そんな風に考えながら自分自身の言動を振り返ると、必ずしも昨日の母親や記事の少女を批難してばかりもいられないような気がしてきた。彼女らのような言葉遣いを日常的にするようなことこそないものの、時には全ての人に敬意を持って接するべきであることを忘れ、感情を抑えきれずに言いたいことを言ってしまうようなことがあるのだ。そして、そんな風に感情を爆発させた結果として、自分の言いたいことが相手に正しく理解されたことは、おそらくほとんどないと言っていいだろう。自分が発する言葉を、もっと大切にしたい、そんな風に改めて感じる。

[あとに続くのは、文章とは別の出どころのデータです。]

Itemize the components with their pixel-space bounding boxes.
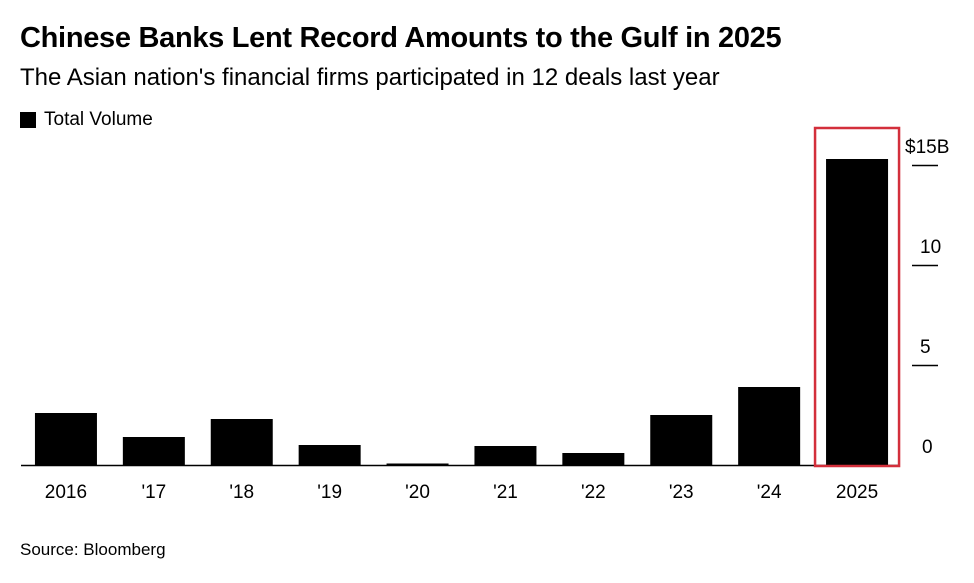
bar-22 (562, 453, 625, 465)
y-tick-label: 5 (920, 337, 931, 358)
bar-2016 (34, 413, 97, 465)
highlight-box (813, 126, 901, 468)
x-tick-label: 2025 (836, 482, 878, 503)
legend-swatch (20, 112, 36, 128)
bar-20 (386, 463, 449, 465)
x-tick-label: '24 (757, 482, 782, 503)
bar-18 (210, 419, 273, 465)
bar-21 (474, 446, 537, 465)
x-tick-label: '19 (317, 482, 342, 503)
bar-17 (122, 437, 185, 465)
bar-23 (650, 415, 713, 465)
chart-subtitle: The Asian nation's financial firms parti… (20, 64, 720, 91)
x-tick-label: '18 (229, 482, 254, 503)
legend-label: Total Volume (44, 109, 153, 130)
bar-19 (298, 445, 361, 465)
x-tick-label: '20 (405, 482, 430, 503)
x-tick-label: '22 (581, 482, 606, 503)
bar-24 (738, 387, 801, 465)
y-tick-label: 0 (922, 437, 933, 458)
chart-title: Chinese Banks Lent Record Amounts to the… (20, 22, 782, 54)
y-tick-label: 10 (920, 237, 941, 258)
x-tick-label: '23 (669, 482, 694, 503)
x-tick-label: 2016 (45, 482, 87, 503)
x-tick-label: '17 (141, 482, 166, 503)
y-tick-label: $15B (905, 137, 949, 158)
x-tick-label: '21 (493, 482, 518, 503)
source-note: Source: Bloomberg (20, 540, 166, 559)
bar-2025 (826, 159, 889, 465)
legend: Total Volume (20, 109, 153, 131)
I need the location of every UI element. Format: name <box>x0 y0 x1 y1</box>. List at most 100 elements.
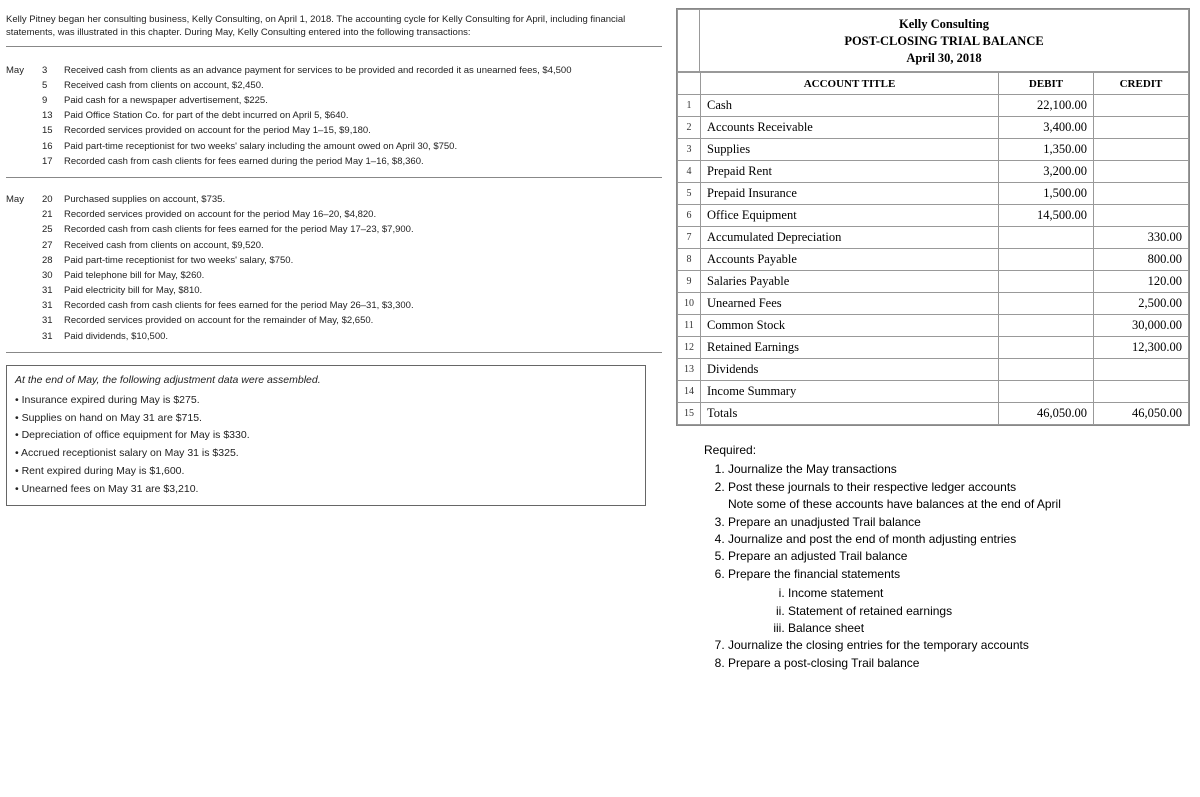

こういった人々の言動がきっかけで、自分自身の行いを振り返ることができた僕は幸運だと思う。彼らは、こんな風に自身の言動について思いを巡らすことがあるのだろうか。そして、僕のような幸運な大人たちは、いったい何をすればよいのだろうか。

コメント (1)
dean (2007年6月 7日 (木) 16:49):
大人にため口をきく子供たちと、高校時代のダチとしゃべるように
子供に口をきく親(たいてい母親)。
最近、ファミレスに入るのも憚られるのは、こういったやりとり
があまりにも目に余るから。
でも、それに対して我々はどうしても部外者になりがち。
どうしたらいいんでしょうね。
子供は家庭のものであり、しつけも家庭内で行うという考え方が
中心のラテン系民族は、しつけの悪い母親をしっかり怒るという
話を聞いたことがあります。
それに対して、ゲルマン民族は子供は社会のものだと考える傾向
があり、しつけは、親でなくても社会がしっかり行う。
私が子供のころ、公園で鳩を追い回していたときや、お年寄り
がいるのにバスに座っていたときに、見ず知らずの人たちから
こっぴどくしかられた覚えがありますが、そういう事例はすべて
イギリス在住のときでした。
難しい問題ですが、日本ではどっちでもないので、考える必要がありますよね。